2. The Settlor hereby consents to the above." (Quote unchecked)
"Under the Articles of Association of Octagon Group Limited, Jonathan Wyatt cannot benefit under a "Family Trust" nor can he be a "Privileged Relation." These provisions were inserted in order to obtain the right balance, so as to satisfy the requirements of Laing in particular. On any sale or flotation, their concern will no longer be appropriate and efforts can be made at that point to amend the Articles if necessary.
However, the Settlement has been drafted so as to permit Jonathan to be an Excluded Beneficiary for so long as the Settlement contains shares in Octagon Group Limited. Once there are no such shares (defined as "Restricted Securities") comprised in the Trust Fund there will be no need to exclude Jonathan from benefit and he will automatically cease to be an Excluded Beneficiary.
For so long as Jonathan is an Excluded Beneficiary, he cannot benefit from any other assets of the Settlement either; you should bear this in mind if a proposal is put, to acquire additional assets to add to the Trust Fund."
"What Mr Walley did not take account of was the possibility that the restriction imposed by the articles on Jonathan's benefiting under any trust of the Group shares might in the future be lifted. The possibility that John Laing would relinquish its interest in Octagon (and with it, the need for any restriction in relation to Jonathan) simply never occurred to me (or, it seems, to Mr Walley) and we gave it no further thought at the time. Mr Walley's proposal to exclude Jonathan until any sale of the Group shares seemed to me to be an appropriate way of dealing with the matter and I was happy for him to proceed on this basis. Relying on Mr Walley's advice I proceeded to make the Settlement and my fellow Trustees and I then proceeded to execute the Deed of Exclusion in the form advised and prepared by Mr Walley. When deciding to exercise our power of exclusion in this way, the Trustees completely failed to consider what would happen and what would be the effect of the Deed of Exclusion in the event that the articles of association should at some future point be amended in such a way as to remove the restriction on Jonathan's benefiting from a trust of Group's shares. As I have noted above, the possibility simply never occurred to me or my fellow Trustees."
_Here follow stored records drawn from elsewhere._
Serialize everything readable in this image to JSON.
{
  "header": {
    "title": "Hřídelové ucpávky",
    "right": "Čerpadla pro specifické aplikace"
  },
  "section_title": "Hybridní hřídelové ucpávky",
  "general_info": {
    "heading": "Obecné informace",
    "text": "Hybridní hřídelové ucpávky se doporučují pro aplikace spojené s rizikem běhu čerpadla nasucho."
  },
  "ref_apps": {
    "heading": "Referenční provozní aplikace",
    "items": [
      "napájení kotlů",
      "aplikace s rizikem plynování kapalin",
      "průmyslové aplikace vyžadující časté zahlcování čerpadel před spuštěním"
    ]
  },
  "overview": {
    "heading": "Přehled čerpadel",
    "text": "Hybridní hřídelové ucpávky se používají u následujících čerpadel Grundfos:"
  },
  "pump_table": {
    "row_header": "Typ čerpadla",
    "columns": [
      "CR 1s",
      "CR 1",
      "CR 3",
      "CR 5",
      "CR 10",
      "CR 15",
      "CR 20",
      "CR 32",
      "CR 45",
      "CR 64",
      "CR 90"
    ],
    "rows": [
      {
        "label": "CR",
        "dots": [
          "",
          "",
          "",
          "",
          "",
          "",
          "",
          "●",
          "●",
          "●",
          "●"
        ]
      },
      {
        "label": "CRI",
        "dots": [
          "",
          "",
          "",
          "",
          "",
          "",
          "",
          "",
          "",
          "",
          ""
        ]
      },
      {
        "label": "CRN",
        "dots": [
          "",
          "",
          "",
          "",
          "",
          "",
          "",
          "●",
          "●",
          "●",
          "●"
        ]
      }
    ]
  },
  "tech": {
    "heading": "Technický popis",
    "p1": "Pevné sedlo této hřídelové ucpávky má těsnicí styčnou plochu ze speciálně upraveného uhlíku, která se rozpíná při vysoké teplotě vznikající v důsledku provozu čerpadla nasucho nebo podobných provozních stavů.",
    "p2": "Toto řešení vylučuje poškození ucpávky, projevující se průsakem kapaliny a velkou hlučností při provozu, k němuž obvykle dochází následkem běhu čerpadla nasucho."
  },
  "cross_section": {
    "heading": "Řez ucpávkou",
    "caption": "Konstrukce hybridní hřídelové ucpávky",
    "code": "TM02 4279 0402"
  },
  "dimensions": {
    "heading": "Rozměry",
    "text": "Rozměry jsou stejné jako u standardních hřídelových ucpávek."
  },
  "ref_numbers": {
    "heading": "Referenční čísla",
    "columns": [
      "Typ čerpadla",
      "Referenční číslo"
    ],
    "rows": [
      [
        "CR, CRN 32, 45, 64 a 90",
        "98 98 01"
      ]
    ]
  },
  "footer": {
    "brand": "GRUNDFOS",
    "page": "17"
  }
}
"Where a trustee acts under a discretion given to him by the terms of the trust, but the effect of the exercise is different from that which he intended, the court will interfere with his action if it is clear that he would not have acted as he did had he not failed to take into account considerations which he ought to have taken into account, or taken into account considerations which he ought not to have taken into account."
This reformulation makes it clear that the court will interfere with the exercise of a discretion by trustees if, inter alia, they would not have acted as they did had they not failed to take into account considerations which they ought to have taken into account. Furthermore, although the formulation refers to the effect of the exercise being different from what the trustees intended, it is clear from the modern authorities, at any rate at first instance, that a mistake as to the consequences of the exercise of the power will suffice; see Lewin at paragraph 29-244 and the cases there cited. Such consequences are often ones of a fiscal nature, but I can see no reason why a mistake or misunderstanding or oversight about non-fiscal consequences should not also be capable of engaging the principle.